Hunter and Schmidt (2004) identified 11 artifacts that could be corrected before combining the correlation coefficients. These included sampling error, error of measurement in the dependent and independent variables, restriction of range, and so forth. However, it is unlikely that the published articles would include all of the information necessary for correction.

One type of measurement error is unreliability, which can be corrected by the equation

$$ {r}_{Corrected}=\frac{r_{xy}}{\sqrt{r_{xx}}\sqrt{r_{yy}}}, $$
(10)

where r Corrected is the estimated corrected correlation for the unreliability of measurements, r xy is the observed correlation between variables x and y, and r xx and r yy are the estimated reliabilities of variables x and y, respectively.

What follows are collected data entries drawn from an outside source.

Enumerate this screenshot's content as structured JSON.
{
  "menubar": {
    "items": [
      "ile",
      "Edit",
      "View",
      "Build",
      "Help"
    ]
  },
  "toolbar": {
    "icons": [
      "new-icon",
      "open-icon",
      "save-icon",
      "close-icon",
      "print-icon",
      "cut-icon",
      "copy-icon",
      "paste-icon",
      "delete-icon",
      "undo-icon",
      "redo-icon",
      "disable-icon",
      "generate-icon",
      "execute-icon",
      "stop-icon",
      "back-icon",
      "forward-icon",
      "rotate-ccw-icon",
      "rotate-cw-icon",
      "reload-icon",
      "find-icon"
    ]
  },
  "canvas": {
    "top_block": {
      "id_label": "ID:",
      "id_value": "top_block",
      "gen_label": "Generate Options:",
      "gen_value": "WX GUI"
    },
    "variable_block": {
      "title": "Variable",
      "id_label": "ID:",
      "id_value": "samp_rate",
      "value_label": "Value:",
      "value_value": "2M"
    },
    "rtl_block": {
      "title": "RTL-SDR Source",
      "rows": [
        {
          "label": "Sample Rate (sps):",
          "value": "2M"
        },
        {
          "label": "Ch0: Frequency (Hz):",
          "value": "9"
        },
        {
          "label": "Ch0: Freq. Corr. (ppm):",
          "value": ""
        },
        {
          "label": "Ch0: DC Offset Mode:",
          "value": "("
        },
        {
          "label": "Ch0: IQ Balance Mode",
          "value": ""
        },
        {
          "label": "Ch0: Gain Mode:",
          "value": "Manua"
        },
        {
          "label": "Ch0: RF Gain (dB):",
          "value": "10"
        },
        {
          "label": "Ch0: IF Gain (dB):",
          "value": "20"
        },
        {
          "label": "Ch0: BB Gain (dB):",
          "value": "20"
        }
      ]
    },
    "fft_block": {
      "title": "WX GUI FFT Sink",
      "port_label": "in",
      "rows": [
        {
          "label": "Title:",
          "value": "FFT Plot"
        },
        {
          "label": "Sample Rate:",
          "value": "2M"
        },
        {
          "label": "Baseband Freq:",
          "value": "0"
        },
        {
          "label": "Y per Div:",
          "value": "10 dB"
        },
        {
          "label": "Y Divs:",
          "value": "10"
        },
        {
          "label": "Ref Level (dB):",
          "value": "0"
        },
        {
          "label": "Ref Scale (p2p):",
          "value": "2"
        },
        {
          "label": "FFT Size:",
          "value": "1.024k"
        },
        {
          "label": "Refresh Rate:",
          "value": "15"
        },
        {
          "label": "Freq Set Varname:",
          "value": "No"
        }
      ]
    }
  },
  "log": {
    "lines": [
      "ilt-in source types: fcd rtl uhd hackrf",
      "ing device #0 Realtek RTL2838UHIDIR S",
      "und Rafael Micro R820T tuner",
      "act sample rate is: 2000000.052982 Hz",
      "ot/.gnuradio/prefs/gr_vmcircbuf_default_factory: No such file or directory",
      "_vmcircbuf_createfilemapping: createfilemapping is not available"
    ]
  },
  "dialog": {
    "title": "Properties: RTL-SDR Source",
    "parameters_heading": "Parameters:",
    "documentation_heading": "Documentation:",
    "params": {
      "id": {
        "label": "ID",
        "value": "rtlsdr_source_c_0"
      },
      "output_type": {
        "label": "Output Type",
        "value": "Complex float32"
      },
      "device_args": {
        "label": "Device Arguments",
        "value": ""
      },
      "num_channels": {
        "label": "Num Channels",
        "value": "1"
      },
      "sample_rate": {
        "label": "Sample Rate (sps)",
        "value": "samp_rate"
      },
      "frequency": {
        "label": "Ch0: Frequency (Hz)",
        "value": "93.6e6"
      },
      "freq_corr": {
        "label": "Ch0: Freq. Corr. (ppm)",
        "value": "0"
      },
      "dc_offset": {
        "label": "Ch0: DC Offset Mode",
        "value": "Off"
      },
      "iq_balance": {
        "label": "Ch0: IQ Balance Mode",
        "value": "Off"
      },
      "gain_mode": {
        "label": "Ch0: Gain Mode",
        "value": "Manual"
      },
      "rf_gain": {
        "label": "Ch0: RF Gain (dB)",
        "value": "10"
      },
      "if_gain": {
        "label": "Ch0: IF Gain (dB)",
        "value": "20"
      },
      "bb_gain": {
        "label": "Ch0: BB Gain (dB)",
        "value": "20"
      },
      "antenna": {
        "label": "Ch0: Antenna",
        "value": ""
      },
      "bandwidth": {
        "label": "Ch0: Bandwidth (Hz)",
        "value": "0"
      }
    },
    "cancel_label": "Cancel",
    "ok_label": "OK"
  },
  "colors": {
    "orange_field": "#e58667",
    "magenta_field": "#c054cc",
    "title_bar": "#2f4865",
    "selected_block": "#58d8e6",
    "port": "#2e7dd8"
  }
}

When item-level data are available, there is no need to correct for the unreliability in MASEM. This is because both CFA and SEM on the item-level data can account for the measurement errors. When MASEM is conducted on the composite scores, reviewers may need to decide whether to apply the correction. By reviewing several published meta-analyses, Michel, Viswesvaran, and Thomas (2011) recently argued that substantive model conclusions are generally unaffected by study artifacts and the related statistical corrections in the psychological literature. Since Michel et al.’s conclusions were based on real examples rather than on computer simulation, further research may need to address the effects of unreliability in MASEM.

To conclude, the TSSEM provides a valuable approach for researchers conducting MASEM. Fixed- and the random-effects models are based on different assumptions. The implementation of these techniques in the package makes both techniques accessible to applied researchers, who may then choose the correct model to fit their research settings and research questions.